A statement that describes a person's medical history, past or present symptoms, or their inception or general cause is admissible as an exception to the hearsay rule if it was made for — and was reasonably pertinent to — medical diagnosis or treatment. Fed. R. Evid. 803(4). The cause or source of the injury must be reasonably pertinent to diagnosis or treatment to be admissible, and statements assigning fault or identifying a perpetrator are generally not considered pertinent. Statements by family members and bystanders may be admitted under this exception as long as the statements were clearly made to obtain a diagnosis or treatment for the patient.

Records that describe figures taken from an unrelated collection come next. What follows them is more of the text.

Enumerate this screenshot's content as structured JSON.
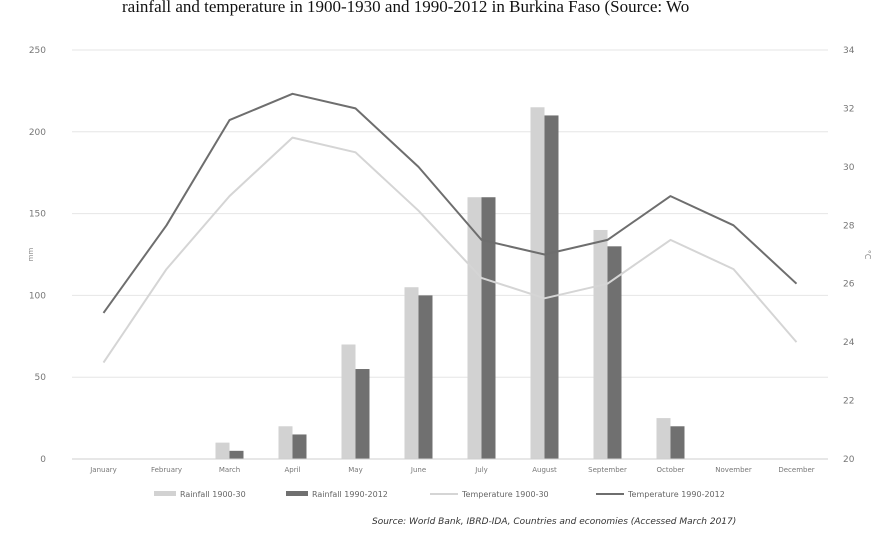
{
  "caption": {
    "text": "rainfall and temperature in 1900-1930 and 1990-2012 in Burkina Faso (Source: Wo"
  },
  "source": "Source: World Bank, IBRD-IDA, Countries and economies (Accessed March 2017)",
  "chart_data": {
    "type": "bar",
    "categories": [
      "January",
      "February",
      "March",
      "April",
      "May",
      "June",
      "July",
      "August",
      "September",
      "October",
      "November",
      "December"
    ],
    "ylabel_left": "mm",
    "ylabel_right": "°C",
    "ylim_left": [
      0,
      250
    ],
    "yticks_left": [
      "0",
      "50",
      "100",
      "150",
      "200",
      "250"
    ],
    "ylim_right": [
      20,
      34
    ],
    "yticks_right": [
      "20",
      "22",
      "24",
      "26",
      "28",
      "30",
      "32",
      "34"
    ],
    "grid": true,
    "legend_position": "bottom",
    "series": [
      {
        "name": "Rainfall 1900-30",
        "type": "bar",
        "axis": "left",
        "color": "#d2d2d2",
        "values": [
          0,
          0,
          10,
          20,
          70,
          105,
          160,
          215,
          140,
          25,
          0,
          0
        ]
      },
      {
        "name": "Rainfall 1990-2012",
        "type": "bar",
        "axis": "left",
        "color": "#707070",
        "values": [
          0,
          0,
          5,
          15,
          55,
          100,
          160,
          210,
          130,
          20,
          0,
          0
        ]
      },
      {
        "name": "Temperature 1900-30",
        "type": "line",
        "axis": "right",
        "color": "#d5d5d5",
        "values": [
          23.3,
          26.5,
          29.0,
          31.0,
          30.5,
          28.5,
          26.2,
          25.5,
          26.0,
          27.5,
          26.5,
          24.0
        ]
      },
      {
        "name": "Temperature 1990-2012",
        "type": "line",
        "axis": "right",
        "color": "#6e6e6e",
        "values": [
          25.0,
          28.0,
          31.6,
          32.5,
          32.0,
          30.0,
          27.5,
          27.0,
          27.5,
          29.0,
          28.0,
          26.0
        ]
      }
    ]
  }
}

C is correct. The victim's statement to the witness that the defendant was the assailant is an out-of-court statement being offered for the truth of the matter asserted — that the defendant assaulted the victim — and is thus hearsay. However, the victim's statement will be admissible if it was a statement relating to a startling event or condition made while the victim was under the stress of excitement caused by the event. If immediately after being assaulted, the victim telephoned her husband and identified the defendant as the assailant, her statement should be admissible under the excited utterance exception to the hearsay rule.

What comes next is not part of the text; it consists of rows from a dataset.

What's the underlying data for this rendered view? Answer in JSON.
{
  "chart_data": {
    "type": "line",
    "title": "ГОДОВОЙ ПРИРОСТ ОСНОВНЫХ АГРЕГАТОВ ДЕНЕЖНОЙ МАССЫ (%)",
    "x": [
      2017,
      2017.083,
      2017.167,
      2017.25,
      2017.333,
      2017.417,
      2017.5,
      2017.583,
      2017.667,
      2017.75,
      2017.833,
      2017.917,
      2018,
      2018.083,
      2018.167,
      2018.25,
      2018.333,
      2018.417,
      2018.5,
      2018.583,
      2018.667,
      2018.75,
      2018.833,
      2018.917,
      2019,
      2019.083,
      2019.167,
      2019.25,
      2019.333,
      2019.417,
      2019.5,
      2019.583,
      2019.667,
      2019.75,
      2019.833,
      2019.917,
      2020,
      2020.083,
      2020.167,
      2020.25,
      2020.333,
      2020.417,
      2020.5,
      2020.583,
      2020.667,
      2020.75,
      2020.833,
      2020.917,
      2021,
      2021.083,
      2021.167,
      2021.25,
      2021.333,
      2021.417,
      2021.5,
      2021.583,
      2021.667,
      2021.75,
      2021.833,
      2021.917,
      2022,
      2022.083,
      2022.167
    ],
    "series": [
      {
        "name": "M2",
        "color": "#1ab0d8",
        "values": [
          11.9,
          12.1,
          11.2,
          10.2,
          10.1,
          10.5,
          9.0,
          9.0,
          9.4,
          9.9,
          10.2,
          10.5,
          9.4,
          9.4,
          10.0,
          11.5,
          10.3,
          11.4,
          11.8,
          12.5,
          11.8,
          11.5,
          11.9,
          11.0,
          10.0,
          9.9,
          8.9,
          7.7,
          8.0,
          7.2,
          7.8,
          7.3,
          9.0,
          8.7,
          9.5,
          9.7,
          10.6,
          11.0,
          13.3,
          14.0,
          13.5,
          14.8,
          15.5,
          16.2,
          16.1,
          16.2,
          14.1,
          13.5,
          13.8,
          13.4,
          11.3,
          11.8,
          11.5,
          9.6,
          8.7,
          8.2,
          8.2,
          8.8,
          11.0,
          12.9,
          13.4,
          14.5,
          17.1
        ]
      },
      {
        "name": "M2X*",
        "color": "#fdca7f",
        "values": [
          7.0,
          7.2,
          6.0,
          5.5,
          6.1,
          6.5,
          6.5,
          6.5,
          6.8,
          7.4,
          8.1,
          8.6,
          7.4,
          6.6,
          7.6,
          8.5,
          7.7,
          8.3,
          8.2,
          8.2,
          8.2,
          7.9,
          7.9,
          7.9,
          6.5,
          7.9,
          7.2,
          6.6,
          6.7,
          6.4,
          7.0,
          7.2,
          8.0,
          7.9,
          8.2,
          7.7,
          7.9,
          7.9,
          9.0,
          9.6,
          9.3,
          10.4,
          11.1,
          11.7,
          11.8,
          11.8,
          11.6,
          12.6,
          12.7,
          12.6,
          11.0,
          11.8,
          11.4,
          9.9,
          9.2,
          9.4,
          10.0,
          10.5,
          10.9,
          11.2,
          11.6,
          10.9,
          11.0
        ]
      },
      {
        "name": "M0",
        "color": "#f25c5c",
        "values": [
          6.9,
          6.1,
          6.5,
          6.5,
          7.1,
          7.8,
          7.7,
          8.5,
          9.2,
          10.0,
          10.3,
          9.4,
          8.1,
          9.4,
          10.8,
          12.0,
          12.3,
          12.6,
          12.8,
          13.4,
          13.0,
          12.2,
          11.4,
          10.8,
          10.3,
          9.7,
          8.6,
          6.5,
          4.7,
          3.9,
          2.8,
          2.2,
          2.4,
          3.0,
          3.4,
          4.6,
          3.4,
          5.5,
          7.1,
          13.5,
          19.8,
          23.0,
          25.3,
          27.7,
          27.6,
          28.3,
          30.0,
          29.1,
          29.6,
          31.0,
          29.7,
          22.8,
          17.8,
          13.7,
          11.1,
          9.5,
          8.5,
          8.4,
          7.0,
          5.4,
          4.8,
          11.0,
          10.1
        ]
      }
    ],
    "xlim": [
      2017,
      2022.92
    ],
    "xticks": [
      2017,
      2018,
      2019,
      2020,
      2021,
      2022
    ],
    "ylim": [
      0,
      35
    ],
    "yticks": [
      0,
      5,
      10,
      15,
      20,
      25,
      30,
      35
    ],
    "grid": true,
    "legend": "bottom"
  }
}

A is incorrect. A statement to a doctor identifying the assailant would not be made for the purposes of medical diagnosis or treatment and therefore, would be inadmissible for this purpose. Even if the identification were offered during the course of obtaining treatment, it was not made for the purpose of diagnosis or treatment.
B is incorrect. A statement to a minister during a counseling session identifying the assailant would not satisfy a hearsay exception, and moreover, such a statement may even be privileged based on the relationship between clergy-penitent.
D is incorrect. The statement to the police officer would have been made after the victim had the chance to consult her husband and therefore, it would not constitute an excited utterance. Only if the victim's statement was made immediately after the event would it be likely that her statement would be admissible.